Replacing a great is one of the most difficult things to do in sports. Expectations are high, often unrealistic, and the margin for error (in the eye of the fans) is non-existent. Replacing "the guy that replaced the great" is one thing, but no one wants to be the guy saddled with the job of replacing the great. After being drafted in the second round of the 1984 draft, Boomer Esiason was not only tasked with replacing the best QB in Bengals franchise history, he was drafted with the expectations to unseat him.
As perplexing as it may be that Ken Riley and his 65 interceptions are not in the Hall of Fame, his partner for eight years - Lemar Parrish - is considered by many to have been even better than Riley. Drafted in the 7th round out of Lincoln University of Missouri, Parrish did not have the interceptions Riley had (25 with the Bengals; 47 career), but he had the Pro Bowls Riley never did. In his eight seasons with the Bengals, Parrish went to the Pro Bowl six times. In his 13 year overall career, Parrish visited the Pro Bowl eight times and his 47 career interceptions are still good for T-47th on the all-time list.
If today's NFL Draft rules were around in 1983, Tim Krumrie would have been an undrafted rookie free agent, trying out for a Bengals team coming off back-to-back division titles and two years removed from nearly dethroning Joe Montana and the San Francisco 49ers in Super Bowl XVI. Making the team would have been a feat in and of itself. Krumrie didn't just make the team as a 10th round pick out of the University of Wisconsin, he became the best defensive lineman in franchise history and the franchise's all-time leader in tackles.
Many Bengals fans under the age of 40 are not aware of how good Isaac Curtis was. Curtis, a former running back and college track star with world class speed, did not move to receiver until his senior year in college, and while his franchise records for yards, receptions and touchdowns have since been passed by some other great Bengals receivers, there has not been a better receiver to call the banks of the Ohio home than Isaac Curtis.
No inaugural class candidate will receive as much debate among Bengals fans and non-Bengals fans as our ninth candidate, Chad Johnson (aka OchoCinco).
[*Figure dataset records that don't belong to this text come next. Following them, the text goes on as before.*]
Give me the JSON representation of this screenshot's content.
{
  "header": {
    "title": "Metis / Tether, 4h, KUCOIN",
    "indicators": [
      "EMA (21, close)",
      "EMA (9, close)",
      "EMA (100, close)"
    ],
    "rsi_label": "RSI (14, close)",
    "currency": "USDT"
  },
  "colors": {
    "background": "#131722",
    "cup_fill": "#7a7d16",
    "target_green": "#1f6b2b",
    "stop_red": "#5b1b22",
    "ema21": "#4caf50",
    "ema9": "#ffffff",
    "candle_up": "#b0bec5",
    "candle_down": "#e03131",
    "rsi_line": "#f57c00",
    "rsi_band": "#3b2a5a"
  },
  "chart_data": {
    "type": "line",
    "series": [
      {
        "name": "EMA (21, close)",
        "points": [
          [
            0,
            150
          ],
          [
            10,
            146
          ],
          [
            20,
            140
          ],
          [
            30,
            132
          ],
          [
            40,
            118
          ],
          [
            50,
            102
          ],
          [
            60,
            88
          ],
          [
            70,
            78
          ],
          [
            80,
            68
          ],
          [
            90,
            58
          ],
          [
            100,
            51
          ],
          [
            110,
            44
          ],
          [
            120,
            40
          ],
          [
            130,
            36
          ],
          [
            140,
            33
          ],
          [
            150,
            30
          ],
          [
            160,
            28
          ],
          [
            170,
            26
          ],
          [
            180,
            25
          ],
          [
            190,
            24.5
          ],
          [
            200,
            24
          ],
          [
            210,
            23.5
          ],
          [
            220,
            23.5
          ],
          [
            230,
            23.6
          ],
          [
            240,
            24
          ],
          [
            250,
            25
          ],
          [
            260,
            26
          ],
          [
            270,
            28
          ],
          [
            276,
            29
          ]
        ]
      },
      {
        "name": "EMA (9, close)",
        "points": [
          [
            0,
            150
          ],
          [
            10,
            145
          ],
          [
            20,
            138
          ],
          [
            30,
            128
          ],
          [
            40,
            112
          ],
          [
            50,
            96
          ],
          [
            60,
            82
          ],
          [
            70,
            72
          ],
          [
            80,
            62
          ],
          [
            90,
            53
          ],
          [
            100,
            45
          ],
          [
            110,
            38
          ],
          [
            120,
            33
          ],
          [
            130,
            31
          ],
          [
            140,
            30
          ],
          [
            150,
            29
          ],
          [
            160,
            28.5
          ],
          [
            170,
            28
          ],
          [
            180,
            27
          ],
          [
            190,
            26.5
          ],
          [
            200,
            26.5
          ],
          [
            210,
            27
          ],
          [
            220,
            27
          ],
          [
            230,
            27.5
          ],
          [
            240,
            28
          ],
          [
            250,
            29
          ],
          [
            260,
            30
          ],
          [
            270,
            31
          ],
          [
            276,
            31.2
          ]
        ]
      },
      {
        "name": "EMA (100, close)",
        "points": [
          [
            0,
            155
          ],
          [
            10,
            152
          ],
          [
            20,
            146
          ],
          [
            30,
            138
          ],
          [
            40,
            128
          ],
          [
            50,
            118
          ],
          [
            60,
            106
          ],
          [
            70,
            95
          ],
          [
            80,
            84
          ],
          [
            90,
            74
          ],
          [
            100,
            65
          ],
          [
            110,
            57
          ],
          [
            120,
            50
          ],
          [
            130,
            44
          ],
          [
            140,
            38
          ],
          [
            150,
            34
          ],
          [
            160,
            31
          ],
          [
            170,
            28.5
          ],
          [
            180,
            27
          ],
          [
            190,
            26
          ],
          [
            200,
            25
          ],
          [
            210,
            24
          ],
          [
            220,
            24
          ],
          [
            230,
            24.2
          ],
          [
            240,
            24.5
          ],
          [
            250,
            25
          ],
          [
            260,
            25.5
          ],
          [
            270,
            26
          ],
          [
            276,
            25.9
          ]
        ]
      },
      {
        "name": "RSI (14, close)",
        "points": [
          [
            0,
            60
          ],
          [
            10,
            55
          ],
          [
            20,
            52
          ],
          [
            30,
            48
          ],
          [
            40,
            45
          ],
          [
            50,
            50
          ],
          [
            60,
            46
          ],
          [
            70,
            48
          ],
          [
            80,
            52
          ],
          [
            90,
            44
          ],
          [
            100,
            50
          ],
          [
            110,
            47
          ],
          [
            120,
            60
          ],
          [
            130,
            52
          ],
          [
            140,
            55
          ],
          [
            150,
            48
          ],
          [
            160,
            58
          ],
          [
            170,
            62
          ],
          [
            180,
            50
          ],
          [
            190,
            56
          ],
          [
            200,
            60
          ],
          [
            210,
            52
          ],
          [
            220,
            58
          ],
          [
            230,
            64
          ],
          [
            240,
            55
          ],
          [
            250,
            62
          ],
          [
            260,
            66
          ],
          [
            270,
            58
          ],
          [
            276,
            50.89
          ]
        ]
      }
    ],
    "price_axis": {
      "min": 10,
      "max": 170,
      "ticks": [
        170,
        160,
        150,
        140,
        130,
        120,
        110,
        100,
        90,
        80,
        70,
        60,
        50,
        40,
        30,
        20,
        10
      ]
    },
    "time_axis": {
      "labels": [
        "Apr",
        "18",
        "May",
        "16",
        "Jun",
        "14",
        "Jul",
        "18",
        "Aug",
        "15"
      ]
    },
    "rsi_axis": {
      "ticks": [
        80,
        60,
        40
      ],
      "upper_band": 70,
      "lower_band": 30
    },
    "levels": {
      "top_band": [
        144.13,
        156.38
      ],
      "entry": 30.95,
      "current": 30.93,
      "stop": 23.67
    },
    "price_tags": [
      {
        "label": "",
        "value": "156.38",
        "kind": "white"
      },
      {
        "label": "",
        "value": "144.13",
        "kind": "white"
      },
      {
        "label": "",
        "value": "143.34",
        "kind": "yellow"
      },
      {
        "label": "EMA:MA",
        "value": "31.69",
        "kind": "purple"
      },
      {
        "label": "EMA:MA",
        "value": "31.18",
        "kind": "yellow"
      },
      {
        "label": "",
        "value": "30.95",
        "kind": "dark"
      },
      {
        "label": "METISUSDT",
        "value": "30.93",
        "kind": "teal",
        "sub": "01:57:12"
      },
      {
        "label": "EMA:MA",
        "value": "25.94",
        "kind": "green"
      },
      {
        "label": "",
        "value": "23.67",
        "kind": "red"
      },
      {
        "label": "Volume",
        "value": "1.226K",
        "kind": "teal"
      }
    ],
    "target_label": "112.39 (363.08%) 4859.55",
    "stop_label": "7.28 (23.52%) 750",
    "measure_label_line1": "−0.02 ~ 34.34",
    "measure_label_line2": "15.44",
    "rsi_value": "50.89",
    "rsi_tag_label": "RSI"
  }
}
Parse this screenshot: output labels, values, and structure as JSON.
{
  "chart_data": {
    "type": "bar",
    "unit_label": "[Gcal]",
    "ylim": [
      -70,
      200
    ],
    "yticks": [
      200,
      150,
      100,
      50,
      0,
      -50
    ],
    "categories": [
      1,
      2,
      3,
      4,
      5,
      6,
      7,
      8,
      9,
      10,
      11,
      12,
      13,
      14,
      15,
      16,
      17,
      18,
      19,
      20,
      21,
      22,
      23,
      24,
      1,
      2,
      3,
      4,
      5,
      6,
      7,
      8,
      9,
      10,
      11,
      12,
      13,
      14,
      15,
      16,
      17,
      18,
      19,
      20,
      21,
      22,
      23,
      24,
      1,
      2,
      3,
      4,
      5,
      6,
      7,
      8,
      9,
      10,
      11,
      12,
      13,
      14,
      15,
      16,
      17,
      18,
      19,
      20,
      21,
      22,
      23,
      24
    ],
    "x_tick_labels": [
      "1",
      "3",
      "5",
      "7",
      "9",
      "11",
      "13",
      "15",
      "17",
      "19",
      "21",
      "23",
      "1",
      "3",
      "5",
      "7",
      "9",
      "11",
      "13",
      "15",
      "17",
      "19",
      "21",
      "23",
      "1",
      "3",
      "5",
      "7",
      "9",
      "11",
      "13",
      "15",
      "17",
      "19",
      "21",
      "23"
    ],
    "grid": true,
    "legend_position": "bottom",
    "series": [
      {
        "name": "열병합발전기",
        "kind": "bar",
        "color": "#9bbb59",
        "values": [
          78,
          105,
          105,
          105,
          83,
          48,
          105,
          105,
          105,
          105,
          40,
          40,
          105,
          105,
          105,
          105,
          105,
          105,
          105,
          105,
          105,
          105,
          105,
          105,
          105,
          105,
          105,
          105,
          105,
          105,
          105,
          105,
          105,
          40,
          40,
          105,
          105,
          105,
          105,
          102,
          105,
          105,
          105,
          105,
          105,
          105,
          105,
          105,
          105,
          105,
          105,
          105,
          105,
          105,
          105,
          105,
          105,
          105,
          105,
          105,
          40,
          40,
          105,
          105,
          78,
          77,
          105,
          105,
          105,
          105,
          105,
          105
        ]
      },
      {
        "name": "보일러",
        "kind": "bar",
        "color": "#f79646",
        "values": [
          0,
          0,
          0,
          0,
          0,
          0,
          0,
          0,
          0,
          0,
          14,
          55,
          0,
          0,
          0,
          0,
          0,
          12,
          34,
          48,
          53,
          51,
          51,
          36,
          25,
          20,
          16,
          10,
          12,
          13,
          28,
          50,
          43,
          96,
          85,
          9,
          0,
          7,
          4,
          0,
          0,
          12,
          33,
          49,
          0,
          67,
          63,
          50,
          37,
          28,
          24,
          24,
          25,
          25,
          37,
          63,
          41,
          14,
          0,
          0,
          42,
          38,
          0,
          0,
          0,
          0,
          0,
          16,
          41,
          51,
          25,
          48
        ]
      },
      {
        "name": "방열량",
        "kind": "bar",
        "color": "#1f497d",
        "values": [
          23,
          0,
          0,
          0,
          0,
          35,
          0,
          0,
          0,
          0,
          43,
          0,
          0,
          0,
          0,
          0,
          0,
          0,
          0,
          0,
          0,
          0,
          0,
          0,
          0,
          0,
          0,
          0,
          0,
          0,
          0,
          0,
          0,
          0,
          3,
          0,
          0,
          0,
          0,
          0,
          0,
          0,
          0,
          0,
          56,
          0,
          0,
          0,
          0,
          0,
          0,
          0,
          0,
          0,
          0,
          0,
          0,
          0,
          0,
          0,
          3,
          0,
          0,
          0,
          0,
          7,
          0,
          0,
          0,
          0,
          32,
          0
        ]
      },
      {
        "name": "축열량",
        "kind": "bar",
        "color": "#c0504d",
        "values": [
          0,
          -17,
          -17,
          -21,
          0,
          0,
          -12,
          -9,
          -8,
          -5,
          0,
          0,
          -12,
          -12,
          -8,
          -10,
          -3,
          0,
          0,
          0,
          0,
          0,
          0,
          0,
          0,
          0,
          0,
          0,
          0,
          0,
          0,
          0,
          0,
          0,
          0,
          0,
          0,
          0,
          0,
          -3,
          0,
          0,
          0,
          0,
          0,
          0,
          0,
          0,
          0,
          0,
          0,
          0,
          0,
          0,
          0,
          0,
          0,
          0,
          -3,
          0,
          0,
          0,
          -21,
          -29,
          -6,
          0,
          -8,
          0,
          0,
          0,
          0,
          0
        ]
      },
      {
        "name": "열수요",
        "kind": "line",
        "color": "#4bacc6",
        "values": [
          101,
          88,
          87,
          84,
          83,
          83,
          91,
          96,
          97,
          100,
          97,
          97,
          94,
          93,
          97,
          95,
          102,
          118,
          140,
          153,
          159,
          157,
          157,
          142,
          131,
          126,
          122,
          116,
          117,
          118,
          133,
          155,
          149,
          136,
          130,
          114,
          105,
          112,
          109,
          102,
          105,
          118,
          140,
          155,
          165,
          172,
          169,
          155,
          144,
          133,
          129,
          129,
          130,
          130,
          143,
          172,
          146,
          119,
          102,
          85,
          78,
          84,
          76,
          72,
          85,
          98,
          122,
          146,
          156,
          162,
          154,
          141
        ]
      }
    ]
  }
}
Because of his on- and off-the-field antics - which many perceived as self-serving, distracting and cancerous to a team - you won't find many fans in the middle on Johnson. When it comes to Johnson, I believe he is a good person, a good teammate, one hell of a wide receiver and I believe his antics were all good natured.
Our final candidate for the Cincy Jungle Ring of Honor inaugural class, makes the cut as much for his off-the-field contributions as his on-the-field contributions. Recruited to the University of Florida as a quarterback, Anthony Cris Collinsworth converted to be a receiver his sophomore year and was an All-SEC selection every year, including a First Team All-American as a senior in 1980. In need of weapons for Ken Anderson, the Bengals selected Collinsworth in the second round of the 1981 draft and his speed and 6'5" frame immediately created mismatches against smaller defensive backs. As a rookie, he stepped in and contributed immediately, leading the team in yards (1,009) and touchdowns (8) and ranked second on the team in receptions (67). 1981 would become the first of three consecutive Pro Bowls for Collinsworth and the first Super Bowl season in the history of the relatively young Bengals franchise.